Despite the many logistical obstacles in their path, Servelots was able to achieve its goals of building local capacity; achieving independence from the global internet and facilitating the online learning process by engaging with the community for mesh and internet node support.
Some delays in deployment notwithstanding, around 50 youngsters who were preparing for matriculation exams (not to mention their parents!) were thrilled to have this facility so they could learn despite the closure of schools. Similarly delighted were the school teachers who had been volunteering to conduct physical classes under a tree of other open safe spaces.
This exam is a crucial one as it is the first public exam where students are graded on the state level rather than in-house by their schools. Also known as ‘the 10th exam’, it is the standardised secondary school certification that would allow one to apply for colleges or to demonstrate the minimum necessary literacy to be considered for many basic jobs.
Although schools reopened for a brief period, when the second wave hit they were closed anew with online learning becoming imperative once more.
Aside from meeting the primary objectives of the project, a few unexpected benefits took Servelots pleasantly by surprise. The initiative has been such a success that the community is already eagerly implementing further means of taking advantage of their newfound possibilities: many are making use of the internet for authentication of ID for government services while others are already investigating work-from-home possibilities.
Within an hour of successfully enabling the wifi internet hotspots in Durgadahalli, several elders from the village requested the password for the mesh. There had been significant delays in food distribution due to the unreliability of the ISP phone data required for the authentication of ID. Using the newly established mesh, they were able to overcome this obstacle, thus expanding the potential for using this technology to address the many struggles faced by those still excluded from a newly digitised India.
Although the government and those living in the big cities tout the reduction in fraud that has been a positive result of internet-based authentication of beneficiaries, this does not apply to large parts of rural India where the internet is unavailable. In much the same way the mesh had come to the rescue of students in need of online education, it proved a lifeline for elders in need of food.

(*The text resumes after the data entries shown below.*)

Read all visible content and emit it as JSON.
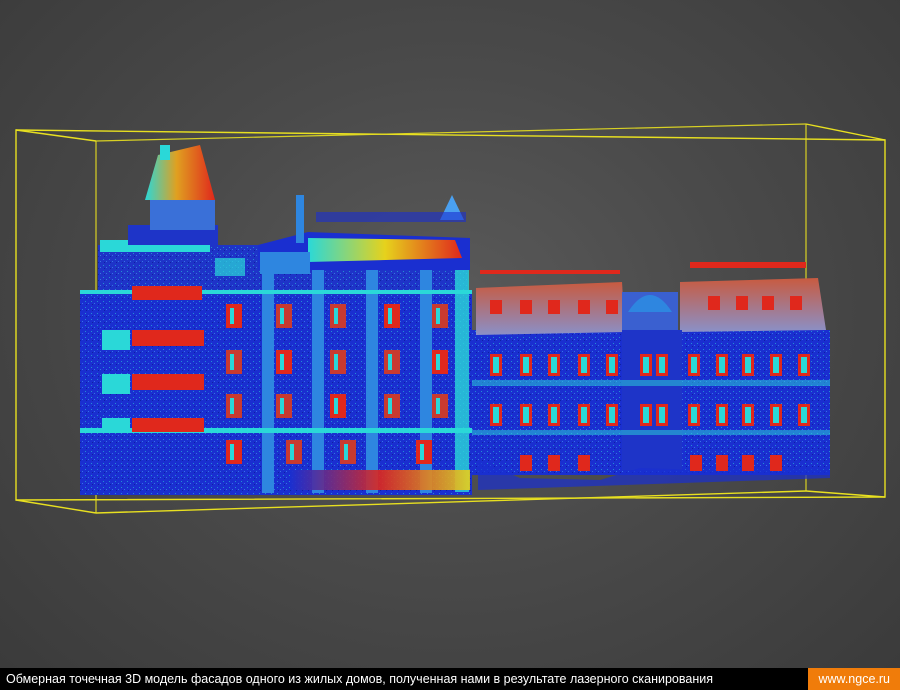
{
  "caption": {
    "text": "Обмерная точечная 3D модель фасадов одного из жилых домов, полученная нами в результате лазерного сканирования",
    "site": "www.ngce.ru"
  },
  "colors": {
    "bounding_box": "#e8e020",
    "facade_blue": "#1a2fd0",
    "facade_light_blue": "#2e86e0",
    "cyan": "#2ad8d8",
    "yellow": "#e6d21c",
    "red": "#e0281c",
    "caption_bg": "#000000",
    "site_bg": "#f07c0a"
  }
}
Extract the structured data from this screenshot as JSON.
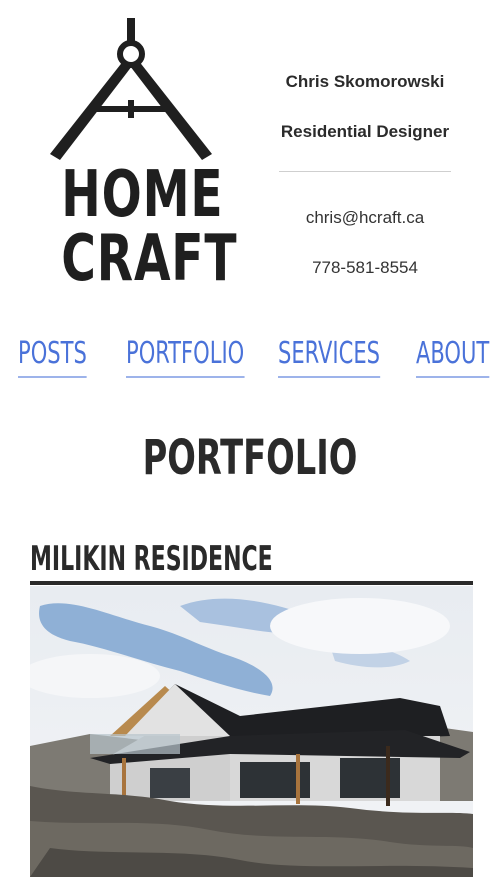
{
  "header": {
    "logo": {
      "line1": "HOME",
      "line2": "CRAFT"
    },
    "contact": {
      "name": "Chris Skomorowski",
      "title": "Residential Designer",
      "email": "chris@hcraft.ca",
      "phone": "778-581-8554"
    }
  },
  "nav": {
    "items": [
      {
        "label": "POSTS"
      },
      {
        "label": "PORTFOLIO"
      },
      {
        "label": "SERVICES"
      },
      {
        "label": "ABOUT"
      }
    ]
  },
  "main": {
    "page_title": "PORTFOLIO",
    "posts": [
      {
        "title": "MILIKIN RESIDENCE"
      }
    ]
  },
  "colors": {
    "nav_link": "#4a72d9",
    "text_dark": "#2a2a2a",
    "background": "#ffffff"
  }
}
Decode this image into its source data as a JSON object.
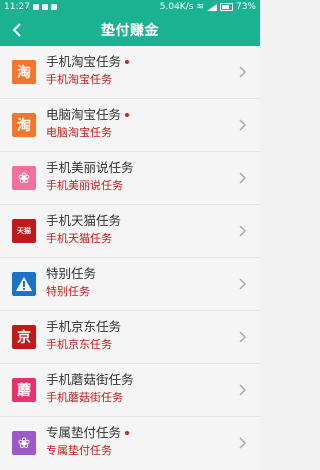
{
  "status_bar": {
    "time": "11:27",
    "speed": "5.04K/s",
    "battery": "73%"
  },
  "header": {
    "title": "垫付赚金",
    "back_icon": "chevron-left-icon"
  },
  "items": [
    {
      "title": "手机淘宝任务",
      "subtitle": "手机淘宝任务",
      "dot": true,
      "icon_char": "淘",
      "icon_color": "#f4762a"
    },
    {
      "title": "电脑淘宝任务",
      "subtitle": "电脑淘宝任务",
      "dot": true,
      "icon_char": "淘",
      "icon_color": "#f4762a"
    },
    {
      "title": "手机美丽说任务",
      "subtitle": "手机美丽说任务",
      "dot": false,
      "icon_char": "❀",
      "icon_color": "#f2709a"
    },
    {
      "title": "手机天猫任务",
      "subtitle": "手机天猫任务",
      "dot": false,
      "icon_char": "天猫",
      "icon_color": "#c4191a"
    },
    {
      "title": "特别任务",
      "subtitle": "特别任务",
      "dot": false,
      "icon_char": "!",
      "icon_color": "#1a73c6"
    },
    {
      "title": "手机京东任务",
      "subtitle": "手机京东任务",
      "dot": false,
      "icon_char": "京",
      "icon_color": "#c4191a"
    },
    {
      "title": "手机蘑菇街任务",
      "subtitle": "手机蘑菇街任务",
      "dot": false,
      "icon_char": "蘑",
      "icon_color": "#e8336a"
    },
    {
      "title": "专属垫付任务",
      "subtitle": "专属垫付任务",
      "dot": true,
      "icon_char": "❀",
      "icon_color": "#9b59c9"
    }
  ],
  "colors": {
    "brand": "#1bb291",
    "subtitle": "#c0201e",
    "dot": "#d0211c"
  }
}
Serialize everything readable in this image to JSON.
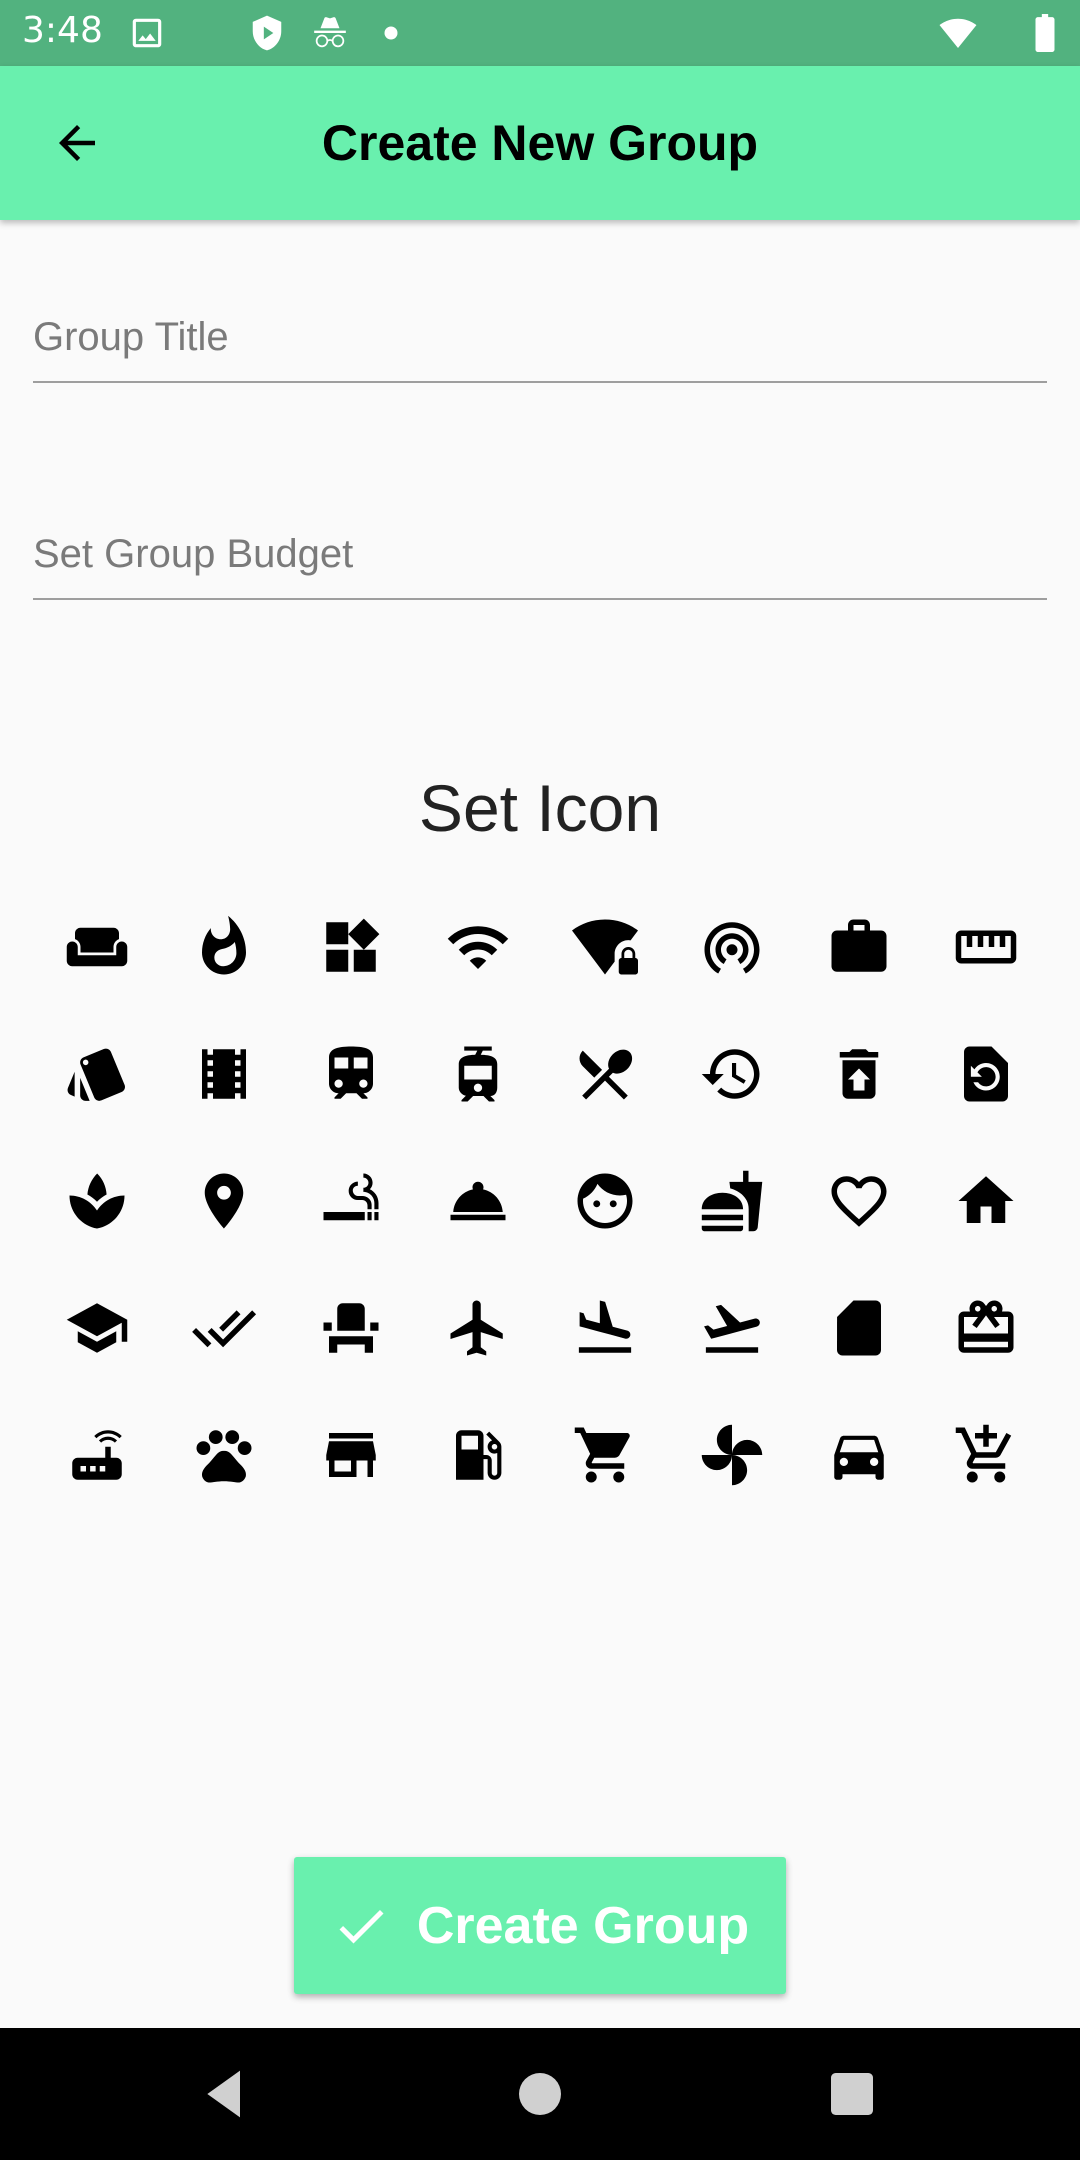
{
  "status_bar": {
    "time": "3:48",
    "icons": [
      "image-icon",
      "shield-play-icon",
      "incognito-icon",
      "dot-icon",
      "wifi-icon",
      "battery-icon"
    ]
  },
  "app_bar": {
    "back_icon": "arrow-back-icon",
    "title": "Create New Group"
  },
  "form": {
    "title_placeholder": "Group Title",
    "title_value": "",
    "budget_placeholder": "Set Group Budget",
    "budget_value": ""
  },
  "icon_picker": {
    "heading": "Set Icon",
    "icons": [
      "weekend-icon",
      "whatshot-icon",
      "widgets-icon",
      "wifi-icon",
      "wifi-lock-icon",
      "wifi-tethering-icon",
      "work-icon",
      "straighten-icon",
      "style-icon",
      "movie-icon",
      "train-icon",
      "tram-icon",
      "restaurant-icon",
      "restore-icon",
      "restore-from-trash-icon",
      "restore-page-icon",
      "spa-icon",
      "place-icon",
      "smoking-icon",
      "room-service-icon",
      "face-icon",
      "fastfood-icon",
      "favorite-border-icon",
      "home-icon",
      "school-icon",
      "done-all-icon",
      "event-seat-icon",
      "flight-icon",
      "flight-land-icon",
      "flight-takeoff-icon",
      "sd-card-icon",
      "card-giftcard-icon",
      "router-icon",
      "pets-icon",
      "store-icon",
      "local-gas-station-icon",
      "shopping-cart-icon",
      "toys-icon",
      "directions-car-icon",
      "add-shopping-cart-icon"
    ]
  },
  "actions": {
    "create_label": "Create Group",
    "create_icon": "check-icon"
  },
  "nav": {
    "icons": [
      "back-triangle-icon",
      "home-circle-icon",
      "recents-square-icon"
    ]
  },
  "colors": {
    "status_bar": "#52b27f",
    "accent": "#69f0ae",
    "background": "#fafafa"
  }
}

Although lockdown restrictions have currently been eased and physical classes have resumed, such is the unpredictability of COVID-19 that the situation could worsen overnight. However, with the wifi mesh in place, Durgadahalli is now in a position to smoothly transition to online learning once more. Furthermore, many boys, girls and college students have discovered the power of the internet to independently further their education outside of the classroom.
One of the villages covered by the mesh is a popular tourist attraction. Servelots, together with the residents, is exploring a number of ways to take advantage of the internet to boost the profile of this village. With the immense potential of the internet now unleashed, those in rural India who might otherwise have been left behind are rapidly discovering the myriad means whereby they can bring themselves up to speed with the rest of the country and the rest of the world.